Speaking of working steadily at a task that feels endless (as we were yesterday), I have been slowly making my way around the yard hand-weeding some planting beds that have been allowed to go to seed.
The original plan was to keep these areas heavily mulched and carefully tended to provide some space where flowers, ornamental grasses, trees and bushes could thrive. And at first, that’s how it worked. But over time the mulch dissolved (as expected) and while I was looking the other way, the beds have filled in with misshapen, spiky intruders from Mars.
I could go after the invaders with a noxious chemical cocktail, but that’s a solution for cowards. I need to confront the weeds personally, face to frond. Besides, there is always a risk that any foliage killer I spray on unwanted greenery will drift off and murder the more upstanding flora I’m trying to protect. I suppose it’s like keeping a loaded gun in the house. With very little effort you can do more damage than the threat you armed yourself against at the beginning.
These photos show you the scope of the task.
My approach is simple and brutal. I drop to my knees and claw at the Earth with a three pronged hook held in my right hand. As the soil is loosened I grab the weed with my left hand and toss it into a bucket.

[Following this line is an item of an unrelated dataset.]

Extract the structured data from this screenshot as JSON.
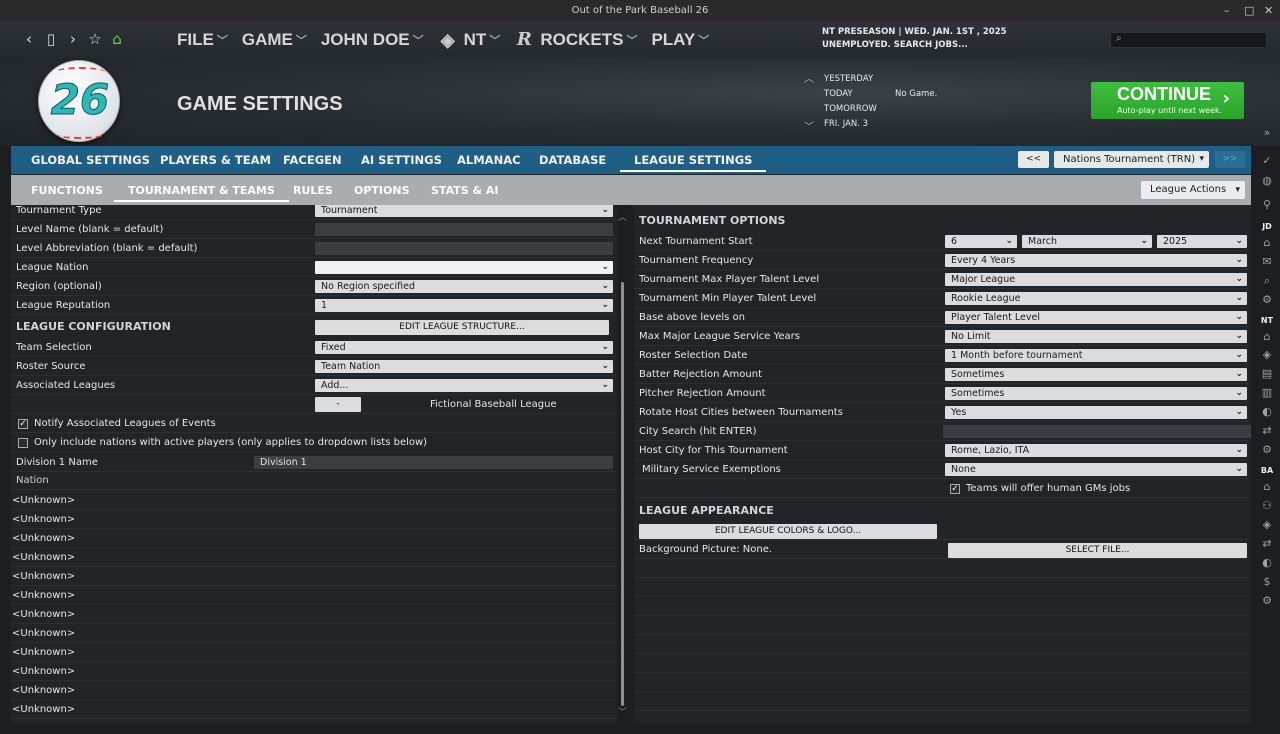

Then repeat, repeat, repeat. If it sounds “old school”, you’re right. This is basically the technique our prehistoric ancestors used to spiff things up around the entrances to their caves. I flung myself at the problem for several hours straight on Saturday, all the while wondering what possible good could come of it.
In the sandy areas, scurrying ants reproached me for destroying their cities. I tried to explain that I was down here with them because I was withholding my support from Monsanto, but the ants were too busy running in panic to pay me much mind.
I continued to dig. After an hour, I found it very difficult to stand up straight. After two hours, I had a sense that if I suddenly keeled over, the weeds could reclaim everything before I was cold.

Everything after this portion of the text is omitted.